Sawit Indonesia | 27 Desember 2017
Rekomendasi Badan Pembinaan Hukum Nasional (BPHN) tahun 2007 yang lalu bahwa peraturan perundangan lingkungan di Indonesia selalu bersifat insidental pada saat penerbitannya sebagai reaksi atas suatu hal, sifatnya formalitas dan sektoral maka BPHN merekomendasikan agar peraturan di bidang lingkungan bersifat komperhensif, kohesif dan konsisten, sedikit mengingat kebelakang sebelum terbitnya Peraturan pemerintah (PP) Nomor 57 tahun 2016 tentang Perubahan atas PP Nomor 71 tahun 2014 beserta turunannya dan Peraturan Presiden tentang Badan Restorasi Gambut beserta turunannya adalah pada tahun 2015 yang lalu terjadi kebakaran hutan dan lahan yang cukup besar dan ditandatanganinya Paris Agreement terkait perubahan iklim oleh Pemerintah Republik Indonesia, sehingga nampaknya kajian BPHN sepuluh tahun lalu terkait hukum lingkungan masih dapat dijadikan acuan.
Secara objektif saat ini memang ada urgensi untuk membuat regulasi lahan gambut yang dapat secara tepat guna diimplementasikan mengingat Lahan gambut berfungsi sebagai daerah resapan air bagi daerah di bawahnya adalah daerah sekitar bagian kubah gambut (peat dome), yang dari segi topografi merupakan daerah atas dan perlu dilindungi supaya fungsi hidrologisnya dapat dipertahankan dengan fungsi hidrologisnya adalah menyerap dan menyimpan air pada musim hujan sehingga banjir akibat aliran airtanah dan limpasan permukaan (runoff) di daerah bawahnya dapat dikendalikan, dan melepasnya secara perlahan-lahan dalam bentuk aliran airtanah bawah permukaan pada musim kemarau sehingga kedalaman air tanah dapat dikendalikan dan kebakaran hutan di daerah bawahnya dapat dicegah.
Sesuai amanat dalam Undang Undang Dasar 1945 bahwa negara wajib melindungi seluruh warga negara, dalam konteks pemanfaatan lahan gambut ini bahwa negara harus hadir melalui regulasi lahan gambut yang dapat mengakomodir baik kepentingan ekonomi dan investasi maupun kepentingan konservasi mengingat jika pemanfaatan lahan gambut tidak dikelola dengan baik akan dapat mengakibatkan bencana.
Penyusunan regulasi di bidang pemanfaatan lahan gambut, mengingat potensi lahan gambut yang begitu besar maka regulasi harus dapat mendatangkan manfaat bagi sebanyak mungkin warga mengingat pemerintah (dalam hal ini melalui regulasi) harus hadir untuk melindungi warga negara dengan membuat regulasi yang dapat memberi keseimbangan antara faktor keberlangsungan investasi dan perekonomian namun juga tetap menjaga prinsip prinsip logis kepentingan konservasi sehingga negara dapat hadir melindungi seluruh tumpah darah Indonesia sebagaimana amanat Undang Undang Dasar 1945.
Dalam penyusunan regulasi terkait pemanfaatan lahan gambut saat perlu memperhatikan prinsip ke 13 Deklarasi Stockholm 1972 yang berbunyi : “ In order to achieve a more rational management of resources and thus to improve the environment, states should adopan integrated and co-ordinated approach to their development planning so as to ensure that development is compatible with the need to protect and improve the human environment for the benefit of their population.
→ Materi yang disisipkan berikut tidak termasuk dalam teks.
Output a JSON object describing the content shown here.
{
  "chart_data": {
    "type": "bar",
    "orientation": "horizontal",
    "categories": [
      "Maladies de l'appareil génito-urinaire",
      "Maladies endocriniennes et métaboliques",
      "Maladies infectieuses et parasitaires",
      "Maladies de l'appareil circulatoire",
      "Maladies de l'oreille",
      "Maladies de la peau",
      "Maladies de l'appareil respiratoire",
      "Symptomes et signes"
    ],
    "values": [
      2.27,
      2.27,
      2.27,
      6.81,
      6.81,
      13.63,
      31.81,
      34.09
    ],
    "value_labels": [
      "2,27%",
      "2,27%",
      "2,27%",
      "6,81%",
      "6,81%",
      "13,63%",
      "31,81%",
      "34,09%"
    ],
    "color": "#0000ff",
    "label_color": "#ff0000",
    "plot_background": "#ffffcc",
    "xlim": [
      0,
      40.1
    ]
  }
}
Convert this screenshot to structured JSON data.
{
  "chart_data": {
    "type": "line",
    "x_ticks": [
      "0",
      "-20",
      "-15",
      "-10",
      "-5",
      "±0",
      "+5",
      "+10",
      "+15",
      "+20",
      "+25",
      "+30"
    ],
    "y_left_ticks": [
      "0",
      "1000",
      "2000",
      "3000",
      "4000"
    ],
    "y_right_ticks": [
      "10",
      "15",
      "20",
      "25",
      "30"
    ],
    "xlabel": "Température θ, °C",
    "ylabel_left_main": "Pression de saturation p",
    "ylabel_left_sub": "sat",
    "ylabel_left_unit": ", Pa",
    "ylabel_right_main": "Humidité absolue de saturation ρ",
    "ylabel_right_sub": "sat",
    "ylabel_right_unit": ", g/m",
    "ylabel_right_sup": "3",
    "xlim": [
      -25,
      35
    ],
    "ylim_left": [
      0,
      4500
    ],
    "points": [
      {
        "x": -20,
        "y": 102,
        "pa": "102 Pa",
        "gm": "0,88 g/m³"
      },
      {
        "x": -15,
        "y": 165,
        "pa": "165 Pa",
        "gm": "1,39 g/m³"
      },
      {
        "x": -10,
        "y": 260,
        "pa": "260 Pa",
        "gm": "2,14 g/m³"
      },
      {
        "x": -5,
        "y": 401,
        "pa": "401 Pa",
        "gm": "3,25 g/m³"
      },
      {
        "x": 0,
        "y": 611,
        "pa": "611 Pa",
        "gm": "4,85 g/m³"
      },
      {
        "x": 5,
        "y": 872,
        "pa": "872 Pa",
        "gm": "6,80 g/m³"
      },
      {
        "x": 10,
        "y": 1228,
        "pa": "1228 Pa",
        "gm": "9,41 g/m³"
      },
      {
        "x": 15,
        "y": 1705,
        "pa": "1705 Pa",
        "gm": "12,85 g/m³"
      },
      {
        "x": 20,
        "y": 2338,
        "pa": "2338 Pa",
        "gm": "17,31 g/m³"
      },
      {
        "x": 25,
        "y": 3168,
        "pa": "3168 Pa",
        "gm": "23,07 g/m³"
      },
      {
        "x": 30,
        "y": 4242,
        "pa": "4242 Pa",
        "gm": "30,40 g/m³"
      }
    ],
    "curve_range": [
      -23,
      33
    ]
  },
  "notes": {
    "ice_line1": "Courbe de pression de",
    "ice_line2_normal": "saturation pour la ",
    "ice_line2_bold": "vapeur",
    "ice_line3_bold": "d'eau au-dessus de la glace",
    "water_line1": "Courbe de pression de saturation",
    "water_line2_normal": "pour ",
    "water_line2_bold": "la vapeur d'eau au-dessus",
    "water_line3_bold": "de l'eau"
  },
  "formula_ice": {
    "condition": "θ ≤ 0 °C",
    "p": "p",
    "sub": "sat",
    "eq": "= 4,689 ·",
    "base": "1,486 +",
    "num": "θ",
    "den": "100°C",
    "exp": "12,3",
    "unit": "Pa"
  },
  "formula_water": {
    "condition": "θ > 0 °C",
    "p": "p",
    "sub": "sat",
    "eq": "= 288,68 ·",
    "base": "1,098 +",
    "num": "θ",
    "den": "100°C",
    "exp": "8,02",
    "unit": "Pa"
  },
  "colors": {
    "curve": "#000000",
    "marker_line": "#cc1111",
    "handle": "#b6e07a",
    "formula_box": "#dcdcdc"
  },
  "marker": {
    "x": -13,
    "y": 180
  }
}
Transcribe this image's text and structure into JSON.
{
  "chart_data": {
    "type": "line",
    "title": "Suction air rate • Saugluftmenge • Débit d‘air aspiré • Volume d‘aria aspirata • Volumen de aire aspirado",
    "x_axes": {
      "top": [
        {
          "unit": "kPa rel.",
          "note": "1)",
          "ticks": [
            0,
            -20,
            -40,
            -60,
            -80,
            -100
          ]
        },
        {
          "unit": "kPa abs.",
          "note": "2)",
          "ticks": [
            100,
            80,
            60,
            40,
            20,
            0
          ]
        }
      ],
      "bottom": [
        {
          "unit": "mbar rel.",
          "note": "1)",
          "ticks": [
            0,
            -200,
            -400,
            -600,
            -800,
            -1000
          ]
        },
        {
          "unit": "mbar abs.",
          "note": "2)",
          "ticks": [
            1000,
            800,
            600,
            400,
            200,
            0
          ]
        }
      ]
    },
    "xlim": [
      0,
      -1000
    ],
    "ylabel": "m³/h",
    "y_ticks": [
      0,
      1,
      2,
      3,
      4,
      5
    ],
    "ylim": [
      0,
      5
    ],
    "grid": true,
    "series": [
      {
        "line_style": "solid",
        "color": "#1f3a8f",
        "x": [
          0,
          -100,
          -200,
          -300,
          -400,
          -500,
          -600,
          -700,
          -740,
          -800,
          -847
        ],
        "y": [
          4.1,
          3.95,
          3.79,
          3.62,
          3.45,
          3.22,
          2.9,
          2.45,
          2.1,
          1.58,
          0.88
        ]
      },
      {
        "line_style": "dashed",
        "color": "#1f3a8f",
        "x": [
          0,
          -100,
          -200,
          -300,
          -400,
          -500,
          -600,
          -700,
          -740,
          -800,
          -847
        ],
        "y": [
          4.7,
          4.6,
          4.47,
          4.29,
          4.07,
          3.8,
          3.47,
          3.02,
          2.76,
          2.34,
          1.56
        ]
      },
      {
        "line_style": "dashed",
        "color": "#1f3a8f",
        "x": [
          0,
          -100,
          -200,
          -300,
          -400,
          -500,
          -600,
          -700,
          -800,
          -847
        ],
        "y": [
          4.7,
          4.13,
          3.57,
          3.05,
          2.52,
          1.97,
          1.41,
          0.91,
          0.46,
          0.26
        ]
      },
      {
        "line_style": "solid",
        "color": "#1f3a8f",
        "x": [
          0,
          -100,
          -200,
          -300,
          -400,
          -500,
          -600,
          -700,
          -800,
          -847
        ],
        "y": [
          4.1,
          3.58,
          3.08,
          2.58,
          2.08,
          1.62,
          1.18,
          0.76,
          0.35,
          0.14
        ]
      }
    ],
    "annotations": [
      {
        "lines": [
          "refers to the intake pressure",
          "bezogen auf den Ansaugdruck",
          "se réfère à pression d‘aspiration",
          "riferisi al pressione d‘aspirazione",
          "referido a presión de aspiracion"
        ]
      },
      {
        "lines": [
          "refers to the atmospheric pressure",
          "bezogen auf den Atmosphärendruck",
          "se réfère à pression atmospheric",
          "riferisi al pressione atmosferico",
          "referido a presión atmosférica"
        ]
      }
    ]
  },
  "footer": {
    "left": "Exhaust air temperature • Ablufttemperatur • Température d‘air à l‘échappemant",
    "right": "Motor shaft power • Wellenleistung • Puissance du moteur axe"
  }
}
Konsep ini selanjutnya dikenal dengan sustaianable development yang ditindaklanjuti pada KTT Bumi (Earth Summit) di Rio de Janerio, Brasil, pada tahun 1992, yang menegaskan mengenai konsep pembangunan berkelanjutan (sustainabilitydevelopment), Kemudian, di dalam Pertemuan Yohannesburg pada tahun 2002, memunculkan suatu prinsip baru yaitu konsep triple bottom line. Pergeseran paradigma dari single bottom line menjadi triple bottom line (people, profit and planet), sebagaimana telah diuraikan sebelumnya dilandasi dari pemikiran eksistensial, yakni bahwa keberadaan setiap subjek hukum harus dihargai sehingga dengan demikian dapat tercapai sinergi yang saling menguntungkan bagi setiap pihak.